Of course, these days the guy with the mop and overalls could be the Mom, so it’s really anyone’s guess.
You know what happens when you assume.
The irony is that “shrinkflation” was very much a thing for newspaper comics, which got printed smaller and smaller as the years went by and space became a premium.
Of course, now everything is online and webcomics don’t even have to adhere to standard layouts.
I don’t subscribe to any streaming service, mainly because there’s too many of them and there’s nothing I really want to see anyway.
It’s realistic that A.I. will take over CEO jobs, yet those CEOs will still get obscene pay while laying everyone else off.
Such is the way of things.
I was fired from a job at a comics distributor and several co-workers urged me to fight to get my job back. My response: “Why would I want to work for somebody who doesn’t want me?” There is no future in looking over your shoulder every day waiting for the other shoe to drop…on your head.
I credit reading Mad Magazine in my youth for calibrating my BS-meter.
Mad Magazine, Peanuts, and my local public library made me what I am today. Not that I blame them…
As a number of commercial artists I worked with, who were refugees from disney, put it:
EDSOBID (Everything Disney Steals Or Buys is Degraded). And, as Mike put it:
‘Disney and Universal have killed off the small regional tourist attractions and if you think putting a kid in daycare is expensive, wait’ll you see what it takes to have fun in Orlando.’
Mike, the jobs market you illustrated (pun intended) with those comics is just one symptom of the massive and growing divide in this society of wealth/power vs. the populace. If I sound like an ‘extremist’ you would be surprised at how many enlightened people feel the same way.
To lighten things up: when we lived in Oregon there was (and still is) a fun little amusement park:
https://www.enchantedforest.com/
A lot of those parks were designed, in whole or in part, by Arto Monaco, an Adirondacker whose parks there I enjoyed as a kid and who I got to spend an afternoon with as a reporter. He had quite a resume both in building parks and in cartooning. Also he was a nice fellow to hang out with and talk to:
https://en.wikipedia.org/wiki/Arto_Monaco
I’ve been on the road this past week. On Friday, I wanted to buy a newspaper. Any newspaper with a TRUMP GUILTY headline. Anything at all.
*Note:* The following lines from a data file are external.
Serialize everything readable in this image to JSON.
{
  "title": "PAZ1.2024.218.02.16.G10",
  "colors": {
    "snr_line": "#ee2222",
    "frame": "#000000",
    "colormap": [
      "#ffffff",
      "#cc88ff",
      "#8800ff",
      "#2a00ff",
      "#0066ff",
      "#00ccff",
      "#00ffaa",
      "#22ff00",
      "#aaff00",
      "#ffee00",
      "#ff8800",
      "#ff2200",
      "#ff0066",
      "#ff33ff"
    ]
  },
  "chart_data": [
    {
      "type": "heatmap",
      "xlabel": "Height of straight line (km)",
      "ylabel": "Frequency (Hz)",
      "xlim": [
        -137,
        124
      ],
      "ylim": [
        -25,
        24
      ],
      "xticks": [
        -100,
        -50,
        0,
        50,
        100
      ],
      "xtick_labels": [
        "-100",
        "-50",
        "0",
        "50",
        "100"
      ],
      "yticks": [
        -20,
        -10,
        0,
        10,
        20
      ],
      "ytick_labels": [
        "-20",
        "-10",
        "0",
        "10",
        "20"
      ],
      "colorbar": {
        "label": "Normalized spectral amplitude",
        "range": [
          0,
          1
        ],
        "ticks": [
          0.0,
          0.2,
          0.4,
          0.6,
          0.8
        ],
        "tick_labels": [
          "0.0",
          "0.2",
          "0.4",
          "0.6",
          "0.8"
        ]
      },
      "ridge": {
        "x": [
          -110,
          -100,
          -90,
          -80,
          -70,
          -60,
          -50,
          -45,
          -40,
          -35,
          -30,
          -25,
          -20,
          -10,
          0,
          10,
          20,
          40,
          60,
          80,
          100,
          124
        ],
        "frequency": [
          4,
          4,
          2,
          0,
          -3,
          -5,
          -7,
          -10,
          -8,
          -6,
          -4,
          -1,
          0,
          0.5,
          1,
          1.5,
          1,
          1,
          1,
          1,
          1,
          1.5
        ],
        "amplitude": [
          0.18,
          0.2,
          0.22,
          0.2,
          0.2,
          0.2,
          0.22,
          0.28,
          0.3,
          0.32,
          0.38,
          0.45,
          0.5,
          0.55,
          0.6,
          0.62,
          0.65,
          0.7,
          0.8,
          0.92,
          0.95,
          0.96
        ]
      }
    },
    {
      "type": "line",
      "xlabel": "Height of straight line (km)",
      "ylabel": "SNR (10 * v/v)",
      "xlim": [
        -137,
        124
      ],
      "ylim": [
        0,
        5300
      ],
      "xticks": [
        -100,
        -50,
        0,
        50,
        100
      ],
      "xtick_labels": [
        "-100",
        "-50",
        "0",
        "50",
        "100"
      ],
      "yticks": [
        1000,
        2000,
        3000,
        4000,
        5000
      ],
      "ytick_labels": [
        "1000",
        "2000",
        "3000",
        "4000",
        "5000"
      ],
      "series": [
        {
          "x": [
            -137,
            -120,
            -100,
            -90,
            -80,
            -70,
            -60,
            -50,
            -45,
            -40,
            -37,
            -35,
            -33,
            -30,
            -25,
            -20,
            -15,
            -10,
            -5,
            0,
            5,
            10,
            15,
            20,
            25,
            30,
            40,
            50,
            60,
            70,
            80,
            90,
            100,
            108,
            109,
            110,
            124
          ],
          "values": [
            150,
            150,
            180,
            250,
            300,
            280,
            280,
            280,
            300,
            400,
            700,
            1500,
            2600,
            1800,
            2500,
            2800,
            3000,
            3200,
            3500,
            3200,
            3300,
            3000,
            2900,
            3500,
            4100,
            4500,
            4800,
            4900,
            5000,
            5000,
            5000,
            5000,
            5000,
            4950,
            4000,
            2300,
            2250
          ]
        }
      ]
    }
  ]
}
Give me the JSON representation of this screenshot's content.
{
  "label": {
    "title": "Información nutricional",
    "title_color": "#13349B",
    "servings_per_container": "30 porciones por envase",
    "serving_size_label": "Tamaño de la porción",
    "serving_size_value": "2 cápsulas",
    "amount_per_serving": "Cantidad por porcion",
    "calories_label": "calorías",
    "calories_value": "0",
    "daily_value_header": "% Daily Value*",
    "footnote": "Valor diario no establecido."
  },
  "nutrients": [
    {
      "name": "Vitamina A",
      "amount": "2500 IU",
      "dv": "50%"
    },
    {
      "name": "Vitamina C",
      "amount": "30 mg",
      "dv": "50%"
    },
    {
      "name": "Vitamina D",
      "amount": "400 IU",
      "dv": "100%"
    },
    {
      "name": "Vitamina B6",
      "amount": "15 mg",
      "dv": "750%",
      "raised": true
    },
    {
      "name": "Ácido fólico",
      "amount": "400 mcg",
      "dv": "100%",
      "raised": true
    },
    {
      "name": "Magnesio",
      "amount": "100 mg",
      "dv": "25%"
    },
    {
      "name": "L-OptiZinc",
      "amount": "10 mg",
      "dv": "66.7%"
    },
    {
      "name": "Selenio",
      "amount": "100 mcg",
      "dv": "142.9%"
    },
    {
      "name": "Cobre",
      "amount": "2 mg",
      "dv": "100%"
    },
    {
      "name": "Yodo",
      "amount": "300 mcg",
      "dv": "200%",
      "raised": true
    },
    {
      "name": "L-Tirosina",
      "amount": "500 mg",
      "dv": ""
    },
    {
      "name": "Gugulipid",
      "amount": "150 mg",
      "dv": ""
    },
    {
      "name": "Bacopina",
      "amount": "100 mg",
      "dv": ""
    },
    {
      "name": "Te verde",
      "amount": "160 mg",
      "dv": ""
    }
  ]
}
Couldn’t find anyplace selling a newspaper. Not a gas station, not the bookstore, not the grocery store. No place. One clerk told me they only get the paper on Sundays. The hotel didn’t even have the McPaper, which used to be a standard freebie anywhere in the country.
The paper you got at a hotel wasn’t free. You just weren’t told that there was a charge you could have declined, which would have saved you about 50 cents on your hotel room. “Hotel copies” were a way to keep circulation numbers pumped up for ad sales. Because think of all the times you opened that paper in your hotel room and decide to go buy some furniture or maybe a set of tires!
Wait, what?
Well, don’t try to tell me that the complimentary breakfast in the lobby wasn’t complimentary, either!
In 2019 Starbucks corporate told their stores to stop carrying newspapers. The stated reason was not that people who buy a newspaper might take up a table longer while reading it, but that too many papers were being taken by people who didn’t think they needed to pay. Should we blame free news content on the Internet?